By Sam Benson, Sr.
The boats arrived in 2020 in Upstate, New York just as Columbus arrived in the New World in 1492. Instead of the Nina, the Pinta, and the Santa Maria, the boats were very different. All sorts of gray and black Mercedes, Audis, and Lexuses brought our newest bout of colonizers ready to offer the great salvation of a foreign faith and the trappings of civilization.
‘Colonizer’ has become a very popular term in pop culture and academia, and it should be little surprise that many of those who love using the term with pointed fingers turned out to be the most like the great Conquistadors of old. Having privilege, wealth, and connections, these new settlers came not bearing the flag of the Spanish Crown, but instead that of a culture vastly different than the (for lack of a better word) indigenous culture of Upstate New York.
Bringing an alien disease with them, our new friends had the opportunity to either assimilate with the natives or attempt to teach them civilization. Replacing the ‘White Man’s Burden’ with the ‘Woke Man’s (and Woman’s) Burden turned out to be the same mindset, except with about the same amount of hubris. Swap out Cecil Rhodes for the newest ‘artisanal artist’ experience, and you have a small slice of post-2020 life in the Catskills.

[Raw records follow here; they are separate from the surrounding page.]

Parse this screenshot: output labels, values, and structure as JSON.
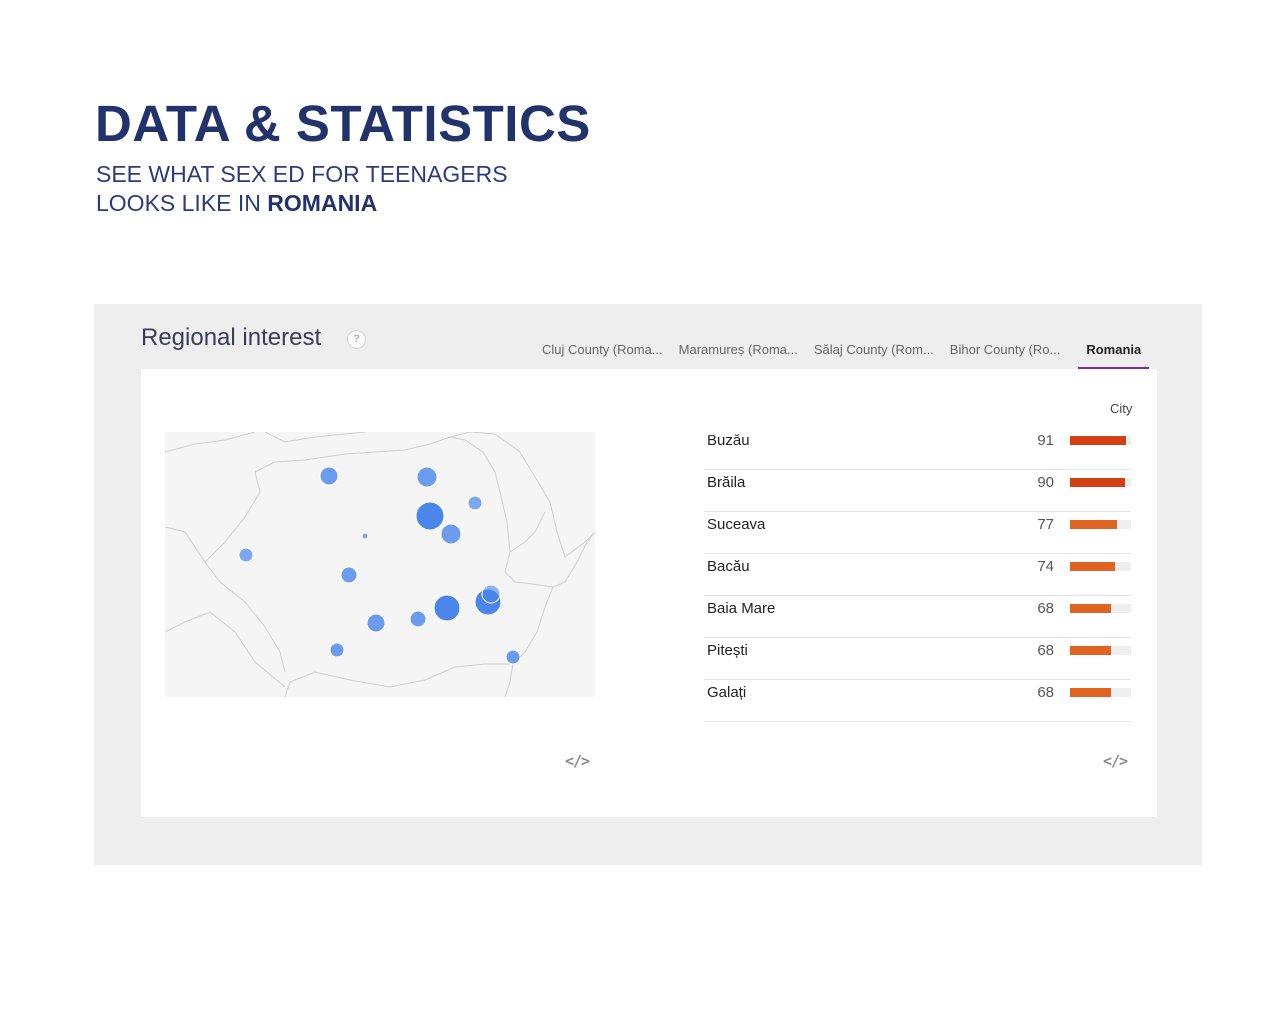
{
  "hero": {
    "title": "DATA & STATISTICS",
    "subtitle_line1": "SEE WHAT SEX ED FOR TEENAGERS",
    "subtitle_line2_prefix": "LOOKS LIKE IN ",
    "subtitle_line2_bold": "ROMANIA"
  },
  "panel": {
    "title": "Regional interest",
    "help_glyph": "?",
    "tabs": [
      {
        "label": "Cluj County (Roma...",
        "active": false
      },
      {
        "label": "Maramureș (Roma...",
        "active": false
      },
      {
        "label": "Sălaj County (Rom...",
        "active": false
      },
      {
        "label": "Bihor County (Ro...",
        "active": false
      },
      {
        "label": "Romania",
        "active": true
      }
    ],
    "list_header": "City",
    "embed_glyph": "</>",
    "rows": [
      {
        "name": "Buzău",
        "value": 91
      },
      {
        "name": "Brăila",
        "value": 90
      },
      {
        "name": "Suceava",
        "value": 77
      },
      {
        "name": "Bacău",
        "value": 74
      },
      {
        "name": "Baia Mare",
        "value": 68
      },
      {
        "name": "Pitești",
        "value": 68
      },
      {
        "name": "Galați",
        "value": 68
      }
    ]
  },
  "colors": {
    "accent_tab": "#7b2a9e",
    "bar_high": "#d13f12",
    "bar_mid": "#e06322",
    "bubble": "#4a86ec"
  }
}
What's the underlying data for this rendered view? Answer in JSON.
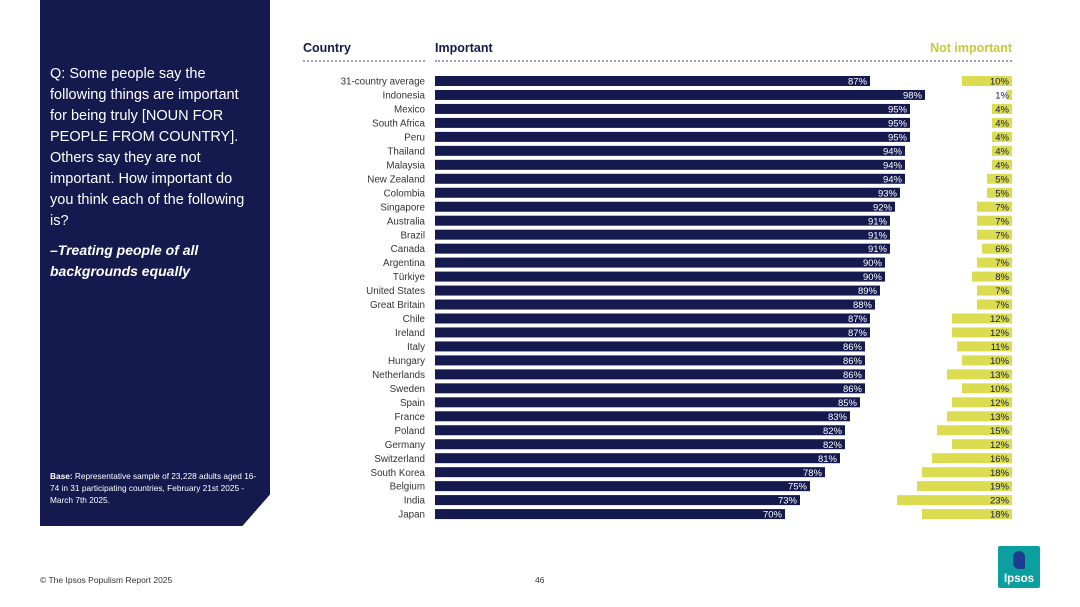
{
  "sidebar": {
    "question": "Q: Some people say the following things are important for being truly [NOUN FOR PEOPLE FROM COUNTRY]. Others say they are not important. How important do you think each of the following is?",
    "subquestion": "–Treating people of all backgrounds equally",
    "base_label": "Base:",
    "base_text": "Representative sample of 23,228 adults aged 16-74 in 31 participating countries, February 21st 2025 - March 7th 2025."
  },
  "footer": {
    "copyright": "© The Ipsos Populism Report 2025",
    "page_number": "46",
    "logo_text": "Ipsos"
  },
  "colors": {
    "important": "#141a4e",
    "not_important": "#dcdc50",
    "sidebar": "#141a4e",
    "logo": "#0b9f9f"
  },
  "chart_data": {
    "type": "bar",
    "orientation": "horizontal-diverging",
    "column_header_country": "Country",
    "column_header_important": "Important",
    "column_header_not_important": "Not important",
    "xlim": [
      0,
      100
    ],
    "categories": [
      "31-country average",
      "Indonesia",
      "Mexico",
      "South Africa",
      "Peru",
      "Thailand",
      "Malaysia",
      "New Zealand",
      "Colombia",
      "Singapore",
      "Australia",
      "Brazil",
      "Canada",
      "Argentina",
      "Türkiye",
      "United States",
      "Great Britain",
      "Chile",
      "Ireland",
      "Italy",
      "Hungary",
      "Netherlands",
      "Sweden",
      "Spain",
      "France",
      "Poland",
      "Germany",
      "Switzerland",
      "South Korea",
      "Belgium",
      "India",
      "Japan"
    ],
    "series": [
      {
        "name": "Important",
        "values": [
          87,
          98,
          95,
          95,
          95,
          94,
          94,
          94,
          93,
          92,
          91,
          91,
          91,
          90,
          90,
          89,
          88,
          87,
          87,
          86,
          86,
          86,
          86,
          85,
          83,
          82,
          82,
          81,
          78,
          75,
          73,
          70
        ]
      },
      {
        "name": "Not important",
        "values": [
          10,
          1,
          4,
          4,
          4,
          4,
          4,
          5,
          5,
          7,
          7,
          7,
          6,
          7,
          8,
          7,
          7,
          12,
          12,
          11,
          10,
          13,
          10,
          12,
          13,
          15,
          12,
          16,
          18,
          19,
          23,
          18
        ]
      }
    ],
    "value_labels_important": [
      "87%",
      "98%",
      "95%",
      "95%",
      "95%",
      "94%",
      "94%",
      "94%",
      "93%",
      "92%",
      "91%",
      "91%",
      "91%",
      "90%",
      "90%",
      "89%",
      "88%",
      "87%",
      "87%",
      "86%",
      "86%",
      "86%",
      "86%",
      "85%",
      "83%",
      "82%",
      "82%",
      "81%",
      "78%",
      "75%",
      "73%",
      "70%"
    ],
    "value_labels_not_important": [
      "10%",
      "1%",
      "4%",
      "4%",
      "4%",
      "4%",
      "4%",
      "5%",
      "5%",
      "7%",
      "7%",
      "7%",
      "6%",
      "7%",
      "8%",
      "7%",
      "7%",
      "12%",
      "12%",
      "11%",
      "10%",
      "13%",
      "10%",
      "12%",
      "13%",
      "15%",
      "12%",
      "16%",
      "18%",
      "19%",
      "23%",
      "18%"
    ]
  }
}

Ironically, the pressure of being a small fish in a big pond was often just too much. There were only so many trips to be taken during a pandemic or so much of a trust fund to be spent quickly. It was time to become boutique farmers or artists or take your pick. There were dirty Republican-voting gun-lovers who needed desperately to be told that they were wrong.
And so they were.
Therein lies the irony of the great proselytizers of culture on the unwashed masses of Upstate, New York. Those who often would not pass the culture smell test in Manhattan often believe that the uneducated rubes in rural New York simply won’t notice.
Where a midlevel career in Long Island or Yonkers may have elicited eyerolls in Manhattan prior to the pandemic, here’s an opportunity to explain that your time as a small blip at a private school in NYC provided you with great haute culture. Heck, just throw a few French phrases in and you can act like you’ve run rings over the local folk.
There’s a key issue here, especially when considering the role of culture in the Catskills. There is plenty now and there was plenty before the pandemic. As much as some urban, urbane expats may believe that they are delivering culture to the area for the first time, the rich tapestry of Rotaries, Kiwanis, church groups, and square dances rival and solo artist’s explanation of why they’re better than you.
There is always a need for more culture in this area, or any area. However, the lone wolf artist ready to explain to a mechanic how socialism just hasn’t been tried yet will continue to fall on deaf ears. And try as you might, there just won’t be the same impact of imparting culture when someone who has but didn’t earn it does their best to explain to someone who has not but works hard.
So are there direct parallels between Christopher Columbus, who has become a hated symbol in our new culture, with the post-Covid explorers? Not every single one, of course.
But if you’re reading this with any ounce of condescension for the folks who lived up here before or complained about the noise at a gun range or complained about the smell of a farm…well, you’re probably more like ol’ Chris than you’d ever give yourself credit for. And you think that Columbus was evil because of what he did to Natives? Sure he was. But do you think of some rural Trump supporter any better than he did the people of the West Indies?